I have seen two versions of Standard/Classical Principal Component Ananlysis. And I have no idea how they are related:
Version 1 :Wiki.
This is about solving the eigen vectors and eigen values.
The first principal component $ \omega_{1} $ is defined as : $$\omega_{1}=\underset{||\omega||=1}{\mathrm{arg~~ max}}~~Var\{\omega^{T}X\}=\underset{||\omega||=1}{\mathrm{arg~~ max}}~~ E\{(\omega^{T}X)^{2}\} $$ the $k_{th}$ principal component is computed as the following: $$ \hat{X}_{k-1}=X-\sum_{i=1}^{k-1}\omega_{i}\omega_{i}^{T}X $$ $$ \omega_{k}=\underset{||\omega||=1}{\mathrm{arg~~ max}}~~ E\{(\omega^{T}\hat{X}_{k-1})^{2}\} $$
Version 2 :Paper: Robust principal component analysis? by EJ Candes, et al.

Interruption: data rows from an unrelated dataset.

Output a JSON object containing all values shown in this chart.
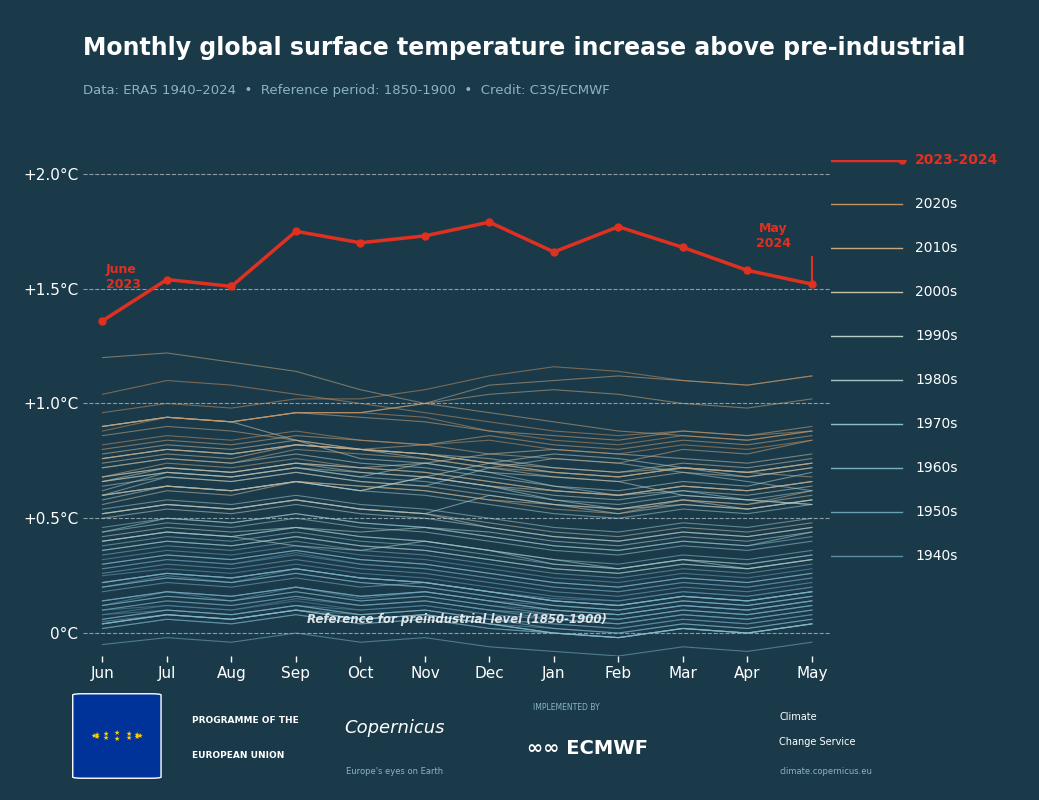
{
  "title": "Monthly global surface temperature increase above pre-industrial",
  "subtitle": "Data: ERA5 1940–2024  •  Reference period: 1850-1900  •  Credit: C3S/ECMWF",
  "bg_color": "#1a3a4a",
  "text_color": "#ffffff",
  "subtitle_color": "#8ab4c4",
  "months": [
    "Jun",
    "Jul",
    "Aug",
    "Sep",
    "Oct",
    "Nov",
    "Dec",
    "Jan",
    "Feb",
    "Mar",
    "Apr",
    "May"
  ],
  "ylim": [
    -0.1,
    2.2
  ],
  "yticks": [
    0,
    0.5,
    1.0,
    1.5,
    2.0
  ],
  "ytick_labels": [
    "0°C",
    "+0.5°C",
    "+1.0°C",
    "+1.5°C",
    "+2.0°C"
  ],
  "hlines": [
    0,
    0.5,
    1.0,
    1.5,
    2.0
  ],
  "decade_colors": {
    "1940s": "#5b8fa8",
    "1950s": "#6a9fb8",
    "1960s": "#7ab0c4",
    "1970s": "#8abfcc",
    "1980s": "#a0c8cc",
    "1990s": "#b8d0cc",
    "2000s": "#c8c0a8",
    "2010s": "#c8a880",
    "2020s": "#c89060",
    "2023-2024": "#e03020"
  },
  "legend_entries": [
    "2023-2024",
    "2020s",
    "2010s",
    "2000s",
    "1990s",
    "1980s",
    "1970s",
    "1960s",
    "1950s",
    "1940s"
  ],
  "legend_colors": [
    "#e03020",
    "#c89060",
    "#c8a880",
    "#c8c0a8",
    "#b8d0cc",
    "#a0c8cc",
    "#8abfcc",
    "#7ab0c4",
    "#6a9fb8",
    "#5b8fa8"
  ],
  "ref_label": "Reference for preindustrial level (1850-1900)",
  "year_2023_2024": [
    1.36,
    1.54,
    1.51,
    1.75,
    1.7,
    1.73,
    1.79,
    1.66,
    1.77,
    1.68,
    1.58,
    1.52
  ],
  "historical_data": {
    "1940": [
      0.12,
      0.18,
      0.14,
      0.2,
      0.15,
      0.18,
      0.14,
      0.1,
      0.08,
      0.12,
      0.1,
      0.14
    ],
    "1941": [
      0.2,
      0.25,
      0.22,
      0.28,
      0.24,
      0.22,
      0.18,
      0.15,
      0.14,
      0.18,
      0.16,
      0.2
    ],
    "1942": [
      0.1,
      0.12,
      0.1,
      0.15,
      0.12,
      0.14,
      0.1,
      0.08,
      0.06,
      0.1,
      0.08,
      0.12
    ],
    "1943": [
      0.14,
      0.18,
      0.16,
      0.2,
      0.16,
      0.18,
      0.14,
      0.12,
      0.1,
      0.14,
      0.12,
      0.16
    ],
    "1944": [
      0.28,
      0.32,
      0.3,
      0.35,
      0.3,
      0.28,
      0.24,
      0.2,
      0.18,
      0.22,
      0.2,
      0.24
    ],
    "1945": [
      0.22,
      0.26,
      0.24,
      0.28,
      0.24,
      0.22,
      0.18,
      0.14,
      0.12,
      0.16,
      0.14,
      0.18
    ],
    "1946": [
      0.08,
      0.1,
      0.08,
      0.12,
      0.1,
      0.12,
      0.08,
      0.06,
      0.04,
      0.08,
      0.06,
      0.1
    ],
    "1947": [
      0.1,
      0.14,
      0.12,
      0.16,
      0.12,
      0.14,
      0.1,
      0.08,
      0.06,
      0.1,
      0.08,
      0.12
    ],
    "1948": [
      0.12,
      0.16,
      0.14,
      0.18,
      0.14,
      0.16,
      0.12,
      0.1,
      0.08,
      0.12,
      0.1,
      0.14
    ],
    "1949": [
      0.08,
      0.12,
      0.1,
      0.14,
      0.1,
      0.12,
      0.08,
      0.06,
      0.04,
      0.08,
      0.06,
      0.1
    ],
    "1950": [
      0.05,
      0.08,
      0.06,
      0.1,
      0.08,
      0.1,
      0.06,
      0.04,
      0.02,
      0.06,
      0.04,
      0.08
    ],
    "1951": [
      0.22,
      0.26,
      0.24,
      0.28,
      0.24,
      0.22,
      0.18,
      0.14,
      0.12,
      0.16,
      0.14,
      0.18
    ],
    "1952": [
      0.2,
      0.24,
      0.22,
      0.26,
      0.22,
      0.2,
      0.16,
      0.12,
      0.1,
      0.14,
      0.12,
      0.16
    ],
    "1953": [
      0.25,
      0.28,
      0.26,
      0.3,
      0.26,
      0.24,
      0.2,
      0.16,
      0.14,
      0.18,
      0.16,
      0.2
    ],
    "1954": [
      0.06,
      0.1,
      0.08,
      0.12,
      0.08,
      0.1,
      0.06,
      0.04,
      0.02,
      0.06,
      0.04,
      0.08
    ],
    "1955": [
      0.04,
      0.08,
      0.06,
      0.1,
      0.06,
      0.08,
      0.04,
      0.02,
      0.0,
      0.04,
      0.02,
      0.06
    ],
    "1956": [
      0.02,
      0.06,
      0.04,
      0.08,
      0.04,
      0.06,
      0.02,
      0.0,
      -0.02,
      0.02,
      0.0,
      0.04
    ],
    "1957": [
      0.28,
      0.32,
      0.3,
      0.34,
      0.3,
      0.28,
      0.24,
      0.2,
      0.18,
      0.22,
      0.2,
      0.24
    ],
    "1958": [
      0.32,
      0.36,
      0.34,
      0.38,
      0.34,
      0.32,
      0.28,
      0.24,
      0.22,
      0.26,
      0.24,
      0.28
    ],
    "1959": [
      0.22,
      0.26,
      0.24,
      0.28,
      0.24,
      0.22,
      0.18,
      0.14,
      0.12,
      0.16,
      0.14,
      0.18
    ],
    "1960": [
      0.14,
      0.18,
      0.16,
      0.2,
      0.16,
      0.18,
      0.14,
      0.1,
      0.08,
      0.12,
      0.1,
      0.14
    ],
    "1961": [
      0.3,
      0.34,
      0.32,
      0.36,
      0.32,
      0.3,
      0.26,
      0.22,
      0.2,
      0.24,
      0.22,
      0.26
    ],
    "1962": [
      0.26,
      0.3,
      0.28,
      0.32,
      0.28,
      0.26,
      0.22,
      0.18,
      0.16,
      0.2,
      0.18,
      0.22
    ],
    "1963": [
      0.18,
      0.22,
      0.2,
      0.24,
      0.2,
      0.22,
      0.18,
      0.14,
      0.12,
      0.16,
      0.14,
      0.18
    ],
    "1964": [
      -0.05,
      -0.02,
      -0.04,
      0.0,
      -0.04,
      -0.02,
      -0.06,
      -0.08,
      -0.1,
      -0.06,
      -0.08,
      -0.04
    ],
    "1965": [
      0.02,
      0.06,
      0.04,
      0.08,
      0.04,
      0.06,
      0.02,
      0.0,
      -0.02,
      0.02,
      0.0,
      0.04
    ],
    "1966": [
      0.14,
      0.18,
      0.16,
      0.2,
      0.16,
      0.18,
      0.14,
      0.1,
      0.08,
      0.12,
      0.1,
      0.14
    ],
    "1967": [
      0.1,
      0.14,
      0.12,
      0.16,
      0.12,
      0.14,
      0.1,
      0.06,
      0.04,
      0.08,
      0.06,
      0.1
    ],
    "1968": [
      0.04,
      0.08,
      0.06,
      0.1,
      0.06,
      0.08,
      0.04,
      0.0,
      -0.02,
      0.02,
      0.0,
      0.04
    ],
    "1969": [
      0.34,
      0.38,
      0.36,
      0.4,
      0.36,
      0.34,
      0.3,
      0.26,
      0.24,
      0.28,
      0.26,
      0.3
    ],
    "1970": [
      0.22,
      0.26,
      0.24,
      0.28,
      0.24,
      0.22,
      0.18,
      0.14,
      0.12,
      0.16,
      0.14,
      0.18
    ],
    "1971": [
      0.04,
      0.08,
      0.06,
      0.1,
      0.06,
      0.08,
      0.04,
      0.0,
      -0.02,
      0.02,
      0.0,
      0.04
    ],
    "1972": [
      0.2,
      0.24,
      0.22,
      0.26,
      0.22,
      0.2,
      0.16,
      0.12,
      0.1,
      0.14,
      0.12,
      0.16
    ],
    "1973": [
      0.38,
      0.42,
      0.4,
      0.44,
      0.4,
      0.38,
      0.34,
      0.3,
      0.28,
      0.32,
      0.3,
      0.34
    ],
    "1974": [
      0.04,
      0.08,
      0.06,
      0.1,
      0.06,
      0.08,
      0.04,
      0.0,
      -0.02,
      0.02,
      0.0,
      0.04
    ],
    "1975": [
      0.12,
      0.16,
      0.14,
      0.18,
      0.14,
      0.16,
      0.12,
      0.08,
      0.06,
      0.1,
      0.08,
      0.12
    ],
    "1976": [
      0.06,
      0.1,
      0.08,
      0.12,
      0.08,
      0.1,
      0.06,
      0.02,
      0.0,
      0.04,
      0.02,
      0.06
    ],
    "1977": [
      0.46,
      0.5,
      0.48,
      0.52,
      0.48,
      0.46,
      0.42,
      0.38,
      0.36,
      0.4,
      0.38,
      0.42
    ],
    "1978": [
      0.3,
      0.34,
      0.32,
      0.36,
      0.32,
      0.3,
      0.26,
      0.22,
      0.2,
      0.24,
      0.22,
      0.26
    ],
    "1979": [
      0.4,
      0.44,
      0.42,
      0.46,
      0.42,
      0.4,
      0.36,
      0.32,
      0.3,
      0.34,
      0.32,
      0.36
    ],
    "1980": [
      0.54,
      0.58,
      0.56,
      0.6,
      0.56,
      0.54,
      0.5,
      0.46,
      0.44,
      0.48,
      0.46,
      0.5
    ],
    "1981": [
      0.6,
      0.64,
      0.62,
      0.66,
      0.62,
      0.6,
      0.56,
      0.52,
      0.5,
      0.54,
      0.52,
      0.56
    ],
    "1982": [
      0.36,
      0.4,
      0.38,
      0.42,
      0.38,
      0.36,
      0.32,
      0.28,
      0.26,
      0.3,
      0.28,
      0.32
    ],
    "1983": [
      0.62,
      0.7,
      0.68,
      0.72,
      0.68,
      0.74,
      0.7,
      0.64,
      0.6,
      0.62,
      0.58,
      0.56
    ],
    "1984": [
      0.4,
      0.44,
      0.42,
      0.46,
      0.42,
      0.4,
      0.36,
      0.3,
      0.28,
      0.32,
      0.3,
      0.34
    ],
    "1985": [
      0.36,
      0.4,
      0.38,
      0.42,
      0.38,
      0.36,
      0.32,
      0.28,
      0.26,
      0.3,
      0.28,
      0.32
    ],
    "1986": [
      0.44,
      0.48,
      0.46,
      0.5,
      0.46,
      0.44,
      0.4,
      0.36,
      0.34,
      0.38,
      0.36,
      0.4
    ],
    "1987": [
      0.6,
      0.68,
      0.66,
      0.7,
      0.66,
      0.64,
      0.72,
      0.76,
      0.74,
      0.7,
      0.66,
      0.62
    ],
    "1988": [
      0.66,
      0.7,
      0.68,
      0.72,
      0.68,
      0.66,
      0.62,
      0.58,
      0.56,
      0.6,
      0.58,
      0.62
    ],
    "1989": [
      0.44,
      0.5,
      0.48,
      0.52,
      0.48,
      0.46,
      0.42,
      0.38,
      0.36,
      0.4,
      0.38,
      0.44
    ],
    "1990": [
      0.72,
      0.76,
      0.74,
      0.78,
      0.74,
      0.72,
      0.68,
      0.64,
      0.62,
      0.66,
      0.64,
      0.7
    ],
    "1991": [
      0.6,
      0.64,
      0.62,
      0.66,
      0.62,
      0.68,
      0.64,
      0.58,
      0.54,
      0.58,
      0.54,
      0.58
    ],
    "1992": [
      0.4,
      0.44,
      0.42,
      0.38,
      0.36,
      0.4,
      0.36,
      0.32,
      0.28,
      0.32,
      0.28,
      0.32
    ],
    "1993": [
      0.42,
      0.46,
      0.44,
      0.46,
      0.44,
      0.46,
      0.44,
      0.4,
      0.38,
      0.42,
      0.4,
      0.44
    ],
    "1994": [
      0.52,
      0.56,
      0.54,
      0.58,
      0.54,
      0.52,
      0.6,
      0.56,
      0.52,
      0.56,
      0.54,
      0.58
    ],
    "1995": [
      0.66,
      0.72,
      0.7,
      0.74,
      0.7,
      0.68,
      0.64,
      0.6,
      0.58,
      0.62,
      0.6,
      0.64
    ],
    "1996": [
      0.5,
      0.54,
      0.52,
      0.56,
      0.52,
      0.5,
      0.46,
      0.42,
      0.4,
      0.44,
      0.42,
      0.46
    ],
    "1997": [
      0.58,
      0.64,
      0.62,
      0.66,
      0.62,
      0.68,
      0.74,
      0.78,
      0.76,
      0.72,
      0.68,
      0.72
    ],
    "1998": [
      0.9,
      0.94,
      0.92,
      0.84,
      0.76,
      0.74,
      0.7,
      0.68,
      0.66,
      0.6,
      0.58,
      0.56
    ],
    "1999": [
      0.52,
      0.56,
      0.54,
      0.58,
      0.54,
      0.52,
      0.46,
      0.42,
      0.4,
      0.44,
      0.42,
      0.46
    ],
    "2000": [
      0.52,
      0.56,
      0.54,
      0.58,
      0.54,
      0.52,
      0.48,
      0.44,
      0.42,
      0.46,
      0.44,
      0.48
    ],
    "2001": [
      0.66,
      0.7,
      0.68,
      0.72,
      0.7,
      0.68,
      0.64,
      0.62,
      0.6,
      0.64,
      0.62,
      0.66
    ],
    "2002": [
      0.76,
      0.8,
      0.78,
      0.82,
      0.8,
      0.78,
      0.76,
      0.72,
      0.7,
      0.74,
      0.72,
      0.76
    ],
    "2003": [
      0.76,
      0.8,
      0.78,
      0.82,
      0.8,
      0.76,
      0.72,
      0.68,
      0.66,
      0.7,
      0.68,
      0.72
    ],
    "2004": [
      0.64,
      0.68,
      0.66,
      0.7,
      0.66,
      0.64,
      0.6,
      0.56,
      0.54,
      0.58,
      0.56,
      0.6
    ],
    "2005": [
      0.74,
      0.78,
      0.76,
      0.82,
      0.8,
      0.78,
      0.74,
      0.72,
      0.7,
      0.72,
      0.7,
      0.74
    ],
    "2006": [
      0.68,
      0.72,
      0.7,
      0.74,
      0.72,
      0.7,
      0.66,
      0.62,
      0.6,
      0.64,
      0.62,
      0.66
    ],
    "2007": [
      0.78,
      0.82,
      0.8,
      0.84,
      0.8,
      0.78,
      0.74,
      0.7,
      0.68,
      0.72,
      0.7,
      0.74
    ],
    "2008": [
      0.56,
      0.62,
      0.6,
      0.66,
      0.64,
      0.62,
      0.58,
      0.56,
      0.54,
      0.56,
      0.54,
      0.58
    ],
    "2009": [
      0.68,
      0.72,
      0.7,
      0.74,
      0.72,
      0.74,
      0.78,
      0.8,
      0.78,
      0.76,
      0.74,
      0.78
    ],
    "2010": [
      0.86,
      0.9,
      0.88,
      0.84,
      0.8,
      0.78,
      0.74,
      0.7,
      0.68,
      0.72,
      0.7,
      0.68
    ],
    "2011": [
      0.6,
      0.64,
      0.62,
      0.66,
      0.64,
      0.62,
      0.58,
      0.54,
      0.52,
      0.58,
      0.56,
      0.62
    ],
    "2012": [
      0.68,
      0.74,
      0.72,
      0.76,
      0.72,
      0.7,
      0.66,
      0.62,
      0.6,
      0.64,
      0.62,
      0.66
    ],
    "2013": [
      0.72,
      0.76,
      0.74,
      0.8,
      0.78,
      0.76,
      0.72,
      0.7,
      0.68,
      0.72,
      0.7,
      0.74
    ],
    "2014": [
      0.76,
      0.8,
      0.78,
      0.82,
      0.8,
      0.82,
      0.86,
      0.82,
      0.8,
      0.84,
      0.82,
      0.86
    ],
    "2015": [
      0.9,
      0.94,
      0.92,
      0.96,
      0.96,
      1.0,
      1.08,
      1.1,
      1.12,
      1.1,
      1.08,
      1.12
    ],
    "2016": [
      1.2,
      1.22,
      1.18,
      1.14,
      1.06,
      1.0,
      0.96,
      0.92,
      0.88,
      0.86,
      0.84,
      0.88
    ],
    "2017": [
      0.9,
      0.94,
      0.92,
      0.96,
      0.94,
      0.92,
      0.88,
      0.86,
      0.84,
      0.88,
      0.86,
      0.9
    ],
    "2018": [
      0.8,
      0.84,
      0.82,
      0.86,
      0.84,
      0.82,
      0.78,
      0.76,
      0.74,
      0.8,
      0.78,
      0.84
    ],
    "2019": [
      0.9,
      0.94,
      0.92,
      0.96,
      0.96,
      1.0,
      1.04,
      1.06,
      1.04,
      1.0,
      0.98,
      1.02
    ],
    "2020": [
      1.04,
      1.1,
      1.08,
      1.04,
      1.0,
      0.96,
      0.92,
      0.88,
      0.86,
      0.88,
      0.86,
      0.88
    ],
    "2021": [
      0.82,
      0.86,
      0.84,
      0.88,
      0.84,
      0.82,
      0.84,
      0.8,
      0.78,
      0.82,
      0.8,
      0.84
    ],
    "2022": [
      0.88,
      0.94,
      0.92,
      0.96,
      0.96,
      0.94,
      0.88,
      0.84,
      0.82,
      0.86,
      0.84,
      0.88
    ],
    "2023_early": [
      0.96,
      1.0,
      0.98,
      1.02,
      1.02,
      1.06,
      1.12,
      1.16,
      1.14,
      1.1,
      1.08,
      1.12
    ]
  }
}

this says that if we stack all the data points as column vectors of a matrix M, the matrix should (approximately) have low rank: mathematically,$$ M = L_{0} + N_{0}, $$where $L_{0}$ has low-rank and $N_{0}$ is a small perturbation matrix. Classical Principal Component Analysis (PCA) [Hotelling 1933; Eckart and Young 1936; Jolliffe 1986] seeks the best (in an 2 sense) rank-k estimate of $L_{0}$ by solving $$ \underset{subject~~ to ~~rank(L) ≤ k}{ minimize~~|| M − L||} $$ subject to $rank(L) ≤ k$. (Throughout this article, $||M||$ denotes the 2-norm; that is, the largest singular value of M.)
It will greatly appreciated if anyone could answer my questions!